Nation in brief: Civil rights chief leaving Justice

The Spokesman-Review

The head of the Justice Department’s embattled Civil Rights Division is to resign at the end of August, officials said Thursday, making him the latest in a series of senior political appointees to leave the agency amid continued controversy over Attorney General Alberto Gonzales.

Wan J. Kim, the assistant attorney general for civil rights since November 2005, has been closely questioned by congressional Democrats about the administration’s policy decisions and allegations by former career officials of improper hiring within the division, mostly under his predecessor.

Kim is set to join nearly a dozen other senior Justice Department officials and aides who have resigned this year. The departures come as Gonzales fends off calls from lawmakers for his resignation over his handling of the firings of nine U.S. attorneys last year and congressional testimony that lawmakers have called misleading.

Washington

Deficit will be lower than last year’s

The federal deficit for 2007 will be lower than it was last year, but the budget outlook over the long term remains “daunting” because of growing health care costs, the Congressional Budget Office said Thursday.

The deficit for the budget year that ends Sept. 30 will be about $158 billion, or $90 billion less than the deficit recorded for 2006, the nonpartisan agency reported. The revised figure is about $19 billion below the deficit that the office projected on March 1 for the current budget year.

Higher-than-expected tax revenues are the main reason for the improved numbers, the office said.

“The long-term fiscal outlook continues to depend primarily on the future course of health care costs,” according to the update.

Peter Orszag, the office’s director, said the nation continues to put itself at financial risk by allowing government health care costs to outstrip people’s income, year after year.

“We are on an unsustainable fiscal path,” Orszag told reporters, mainly because of steady rises in the costs of Medicare and Medicaid. The two programs now consume 4.6 percent of the economy, he said, and that will rise to 5.9 percent by 2017 under current projections.

Las Vegas

City can’t prevent feeding of homeless

A federal judge permanently barred the city from preventing people from feeding the homeless in parks, but he upheld some other park restrictions that critics targeted as equally unfair.
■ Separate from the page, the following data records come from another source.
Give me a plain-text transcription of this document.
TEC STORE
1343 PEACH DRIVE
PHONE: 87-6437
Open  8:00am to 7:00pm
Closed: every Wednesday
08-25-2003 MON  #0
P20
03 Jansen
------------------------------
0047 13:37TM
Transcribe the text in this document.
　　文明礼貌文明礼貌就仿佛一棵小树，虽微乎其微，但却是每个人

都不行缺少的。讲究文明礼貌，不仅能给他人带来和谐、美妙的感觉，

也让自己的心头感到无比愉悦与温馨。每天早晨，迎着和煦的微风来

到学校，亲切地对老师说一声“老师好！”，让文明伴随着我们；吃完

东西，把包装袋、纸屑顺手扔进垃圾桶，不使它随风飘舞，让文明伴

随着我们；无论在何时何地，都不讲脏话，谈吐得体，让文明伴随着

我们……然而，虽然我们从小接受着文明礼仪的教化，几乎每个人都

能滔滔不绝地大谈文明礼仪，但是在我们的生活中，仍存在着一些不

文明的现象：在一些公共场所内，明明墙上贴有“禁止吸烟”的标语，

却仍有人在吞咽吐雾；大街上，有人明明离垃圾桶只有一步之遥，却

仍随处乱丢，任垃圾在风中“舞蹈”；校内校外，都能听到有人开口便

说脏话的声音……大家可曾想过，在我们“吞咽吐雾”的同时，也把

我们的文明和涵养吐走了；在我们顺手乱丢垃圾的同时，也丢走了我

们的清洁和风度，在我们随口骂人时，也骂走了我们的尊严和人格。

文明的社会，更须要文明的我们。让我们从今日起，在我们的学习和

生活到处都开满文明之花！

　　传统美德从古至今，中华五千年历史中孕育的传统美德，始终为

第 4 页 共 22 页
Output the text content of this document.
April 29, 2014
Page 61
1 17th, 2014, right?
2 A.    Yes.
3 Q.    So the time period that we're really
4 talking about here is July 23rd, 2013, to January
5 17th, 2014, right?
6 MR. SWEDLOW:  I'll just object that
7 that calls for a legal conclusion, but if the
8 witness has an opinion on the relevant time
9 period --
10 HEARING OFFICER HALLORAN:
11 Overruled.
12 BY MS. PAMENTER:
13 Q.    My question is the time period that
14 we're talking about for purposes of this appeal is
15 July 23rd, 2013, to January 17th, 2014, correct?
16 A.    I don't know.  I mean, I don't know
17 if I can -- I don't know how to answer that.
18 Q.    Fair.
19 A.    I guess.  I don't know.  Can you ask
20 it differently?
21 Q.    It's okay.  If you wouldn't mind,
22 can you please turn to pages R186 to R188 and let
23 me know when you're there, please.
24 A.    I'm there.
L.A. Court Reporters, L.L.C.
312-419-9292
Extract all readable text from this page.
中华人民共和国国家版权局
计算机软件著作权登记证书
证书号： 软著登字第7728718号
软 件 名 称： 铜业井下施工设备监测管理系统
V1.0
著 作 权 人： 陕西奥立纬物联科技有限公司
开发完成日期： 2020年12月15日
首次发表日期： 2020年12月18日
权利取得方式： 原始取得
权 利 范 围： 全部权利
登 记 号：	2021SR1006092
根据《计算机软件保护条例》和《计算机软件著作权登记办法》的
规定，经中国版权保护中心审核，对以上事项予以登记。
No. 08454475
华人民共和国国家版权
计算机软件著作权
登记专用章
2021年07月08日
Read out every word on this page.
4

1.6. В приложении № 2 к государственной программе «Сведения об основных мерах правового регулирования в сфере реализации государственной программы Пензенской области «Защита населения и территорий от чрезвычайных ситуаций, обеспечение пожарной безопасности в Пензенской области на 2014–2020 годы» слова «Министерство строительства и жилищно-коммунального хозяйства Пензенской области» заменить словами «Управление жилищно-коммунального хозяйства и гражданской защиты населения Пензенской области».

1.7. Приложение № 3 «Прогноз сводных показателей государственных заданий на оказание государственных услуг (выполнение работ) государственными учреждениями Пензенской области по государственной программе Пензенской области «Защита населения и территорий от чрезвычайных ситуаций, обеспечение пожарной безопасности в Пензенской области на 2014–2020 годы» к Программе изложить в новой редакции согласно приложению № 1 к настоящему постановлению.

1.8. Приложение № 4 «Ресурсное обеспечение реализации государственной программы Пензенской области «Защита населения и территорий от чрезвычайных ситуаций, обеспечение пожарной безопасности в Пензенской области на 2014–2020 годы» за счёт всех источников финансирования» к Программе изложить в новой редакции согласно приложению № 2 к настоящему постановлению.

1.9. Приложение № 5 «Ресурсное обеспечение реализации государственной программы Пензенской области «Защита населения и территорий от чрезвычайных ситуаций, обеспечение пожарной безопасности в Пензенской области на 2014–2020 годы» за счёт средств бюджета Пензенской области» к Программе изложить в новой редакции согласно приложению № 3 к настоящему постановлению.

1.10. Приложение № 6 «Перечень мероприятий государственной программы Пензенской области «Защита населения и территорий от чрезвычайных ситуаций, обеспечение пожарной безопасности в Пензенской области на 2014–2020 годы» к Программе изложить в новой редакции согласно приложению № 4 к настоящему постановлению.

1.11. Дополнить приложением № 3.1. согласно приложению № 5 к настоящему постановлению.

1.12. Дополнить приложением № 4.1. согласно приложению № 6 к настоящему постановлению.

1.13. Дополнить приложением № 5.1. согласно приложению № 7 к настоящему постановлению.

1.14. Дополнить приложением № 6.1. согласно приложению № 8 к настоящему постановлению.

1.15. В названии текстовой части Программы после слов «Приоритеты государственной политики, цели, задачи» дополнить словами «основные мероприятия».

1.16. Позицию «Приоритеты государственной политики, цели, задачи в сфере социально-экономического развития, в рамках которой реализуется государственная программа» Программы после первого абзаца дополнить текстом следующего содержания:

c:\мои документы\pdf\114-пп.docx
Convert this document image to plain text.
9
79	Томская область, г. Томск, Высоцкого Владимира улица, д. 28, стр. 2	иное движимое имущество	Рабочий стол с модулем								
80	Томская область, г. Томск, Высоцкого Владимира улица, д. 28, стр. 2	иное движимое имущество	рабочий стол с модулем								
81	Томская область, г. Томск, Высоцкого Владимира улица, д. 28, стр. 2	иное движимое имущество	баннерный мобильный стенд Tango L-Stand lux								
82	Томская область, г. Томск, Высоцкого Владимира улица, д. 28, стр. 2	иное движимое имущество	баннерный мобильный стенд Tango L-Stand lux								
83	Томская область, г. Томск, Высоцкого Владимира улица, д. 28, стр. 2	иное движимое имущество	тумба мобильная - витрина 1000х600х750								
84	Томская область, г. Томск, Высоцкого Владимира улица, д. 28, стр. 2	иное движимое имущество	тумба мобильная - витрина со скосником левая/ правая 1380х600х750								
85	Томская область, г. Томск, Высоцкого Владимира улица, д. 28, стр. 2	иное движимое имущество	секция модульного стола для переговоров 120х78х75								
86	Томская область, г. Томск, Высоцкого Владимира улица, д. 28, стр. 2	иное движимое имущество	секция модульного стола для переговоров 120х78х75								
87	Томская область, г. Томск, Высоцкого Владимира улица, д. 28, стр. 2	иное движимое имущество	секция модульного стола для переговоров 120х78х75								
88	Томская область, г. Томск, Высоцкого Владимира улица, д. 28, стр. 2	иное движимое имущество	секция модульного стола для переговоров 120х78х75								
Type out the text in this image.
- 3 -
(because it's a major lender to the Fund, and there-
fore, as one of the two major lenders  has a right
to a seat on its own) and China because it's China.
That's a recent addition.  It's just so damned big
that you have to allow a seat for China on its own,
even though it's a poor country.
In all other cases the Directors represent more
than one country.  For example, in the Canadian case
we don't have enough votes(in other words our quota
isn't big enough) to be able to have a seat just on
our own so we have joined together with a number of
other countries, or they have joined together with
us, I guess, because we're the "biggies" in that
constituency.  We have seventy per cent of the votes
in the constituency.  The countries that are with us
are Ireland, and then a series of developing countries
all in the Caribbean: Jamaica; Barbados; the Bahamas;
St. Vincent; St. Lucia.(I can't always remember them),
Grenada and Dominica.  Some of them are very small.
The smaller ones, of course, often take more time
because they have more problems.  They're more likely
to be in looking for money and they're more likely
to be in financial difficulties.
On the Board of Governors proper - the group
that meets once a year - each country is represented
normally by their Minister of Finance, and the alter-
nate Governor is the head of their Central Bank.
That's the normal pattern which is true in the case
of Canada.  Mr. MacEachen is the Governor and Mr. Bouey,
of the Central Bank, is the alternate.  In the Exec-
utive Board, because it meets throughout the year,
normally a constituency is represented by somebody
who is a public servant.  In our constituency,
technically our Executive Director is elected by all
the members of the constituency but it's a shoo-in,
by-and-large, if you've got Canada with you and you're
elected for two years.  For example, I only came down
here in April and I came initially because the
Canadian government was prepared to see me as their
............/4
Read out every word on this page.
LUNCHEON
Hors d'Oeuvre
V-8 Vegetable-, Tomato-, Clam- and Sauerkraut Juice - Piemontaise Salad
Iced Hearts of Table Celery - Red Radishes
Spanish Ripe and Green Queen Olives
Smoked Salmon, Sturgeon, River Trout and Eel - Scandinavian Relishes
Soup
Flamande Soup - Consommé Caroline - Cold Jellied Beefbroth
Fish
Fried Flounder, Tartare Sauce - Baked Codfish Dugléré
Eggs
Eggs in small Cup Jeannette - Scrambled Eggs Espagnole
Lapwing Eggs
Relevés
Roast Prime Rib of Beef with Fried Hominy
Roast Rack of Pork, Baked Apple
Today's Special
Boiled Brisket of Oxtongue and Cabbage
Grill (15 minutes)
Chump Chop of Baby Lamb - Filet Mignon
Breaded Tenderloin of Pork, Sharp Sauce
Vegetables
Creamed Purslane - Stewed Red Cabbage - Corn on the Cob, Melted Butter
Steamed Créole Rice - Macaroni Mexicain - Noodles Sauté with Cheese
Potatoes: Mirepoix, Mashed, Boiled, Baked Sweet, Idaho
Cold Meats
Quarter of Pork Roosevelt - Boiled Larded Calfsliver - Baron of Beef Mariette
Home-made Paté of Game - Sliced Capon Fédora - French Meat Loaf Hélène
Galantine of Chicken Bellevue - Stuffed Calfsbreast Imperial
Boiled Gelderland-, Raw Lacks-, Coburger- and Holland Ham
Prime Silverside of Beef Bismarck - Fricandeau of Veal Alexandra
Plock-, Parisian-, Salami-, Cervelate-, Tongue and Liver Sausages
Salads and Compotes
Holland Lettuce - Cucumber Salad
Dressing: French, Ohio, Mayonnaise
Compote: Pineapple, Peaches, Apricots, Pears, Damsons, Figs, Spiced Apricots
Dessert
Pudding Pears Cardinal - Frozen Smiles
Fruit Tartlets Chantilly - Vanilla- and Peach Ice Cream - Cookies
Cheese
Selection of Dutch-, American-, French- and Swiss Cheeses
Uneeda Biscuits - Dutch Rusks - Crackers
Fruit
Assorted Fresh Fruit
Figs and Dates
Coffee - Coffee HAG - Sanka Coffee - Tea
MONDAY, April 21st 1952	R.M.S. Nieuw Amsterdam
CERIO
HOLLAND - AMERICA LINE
The ruling Wednesday by U.S. District Judge Robert Jones allows the city to continue to enforce other laws, including trespassing laws, permit requirements for park gatherings of more than 25 people and the right to designate certain park areas for children’s use only.

The ruling is the latest development in a 14-month-old federal court battle between the city and civil liberties and homeless advocates.

Allen Lichtenstein, general counsel of the American Civil Liberties Union of Nevada, said he plans to appeal.

Homeless advocate Gail Sacco, a plaintiff in the case who frequently hands out food and water in parks, said she is glad the ordinance prohibiting that was permanently blocked. But she is concerned about the law requiring permits for large gatherings because it’s hard to predict how many people will show up when she is at a park.

“We aren’t doing this to be arrogant,” Sacco said. “We go where people are hungry. The food is a way to build a sense of community.”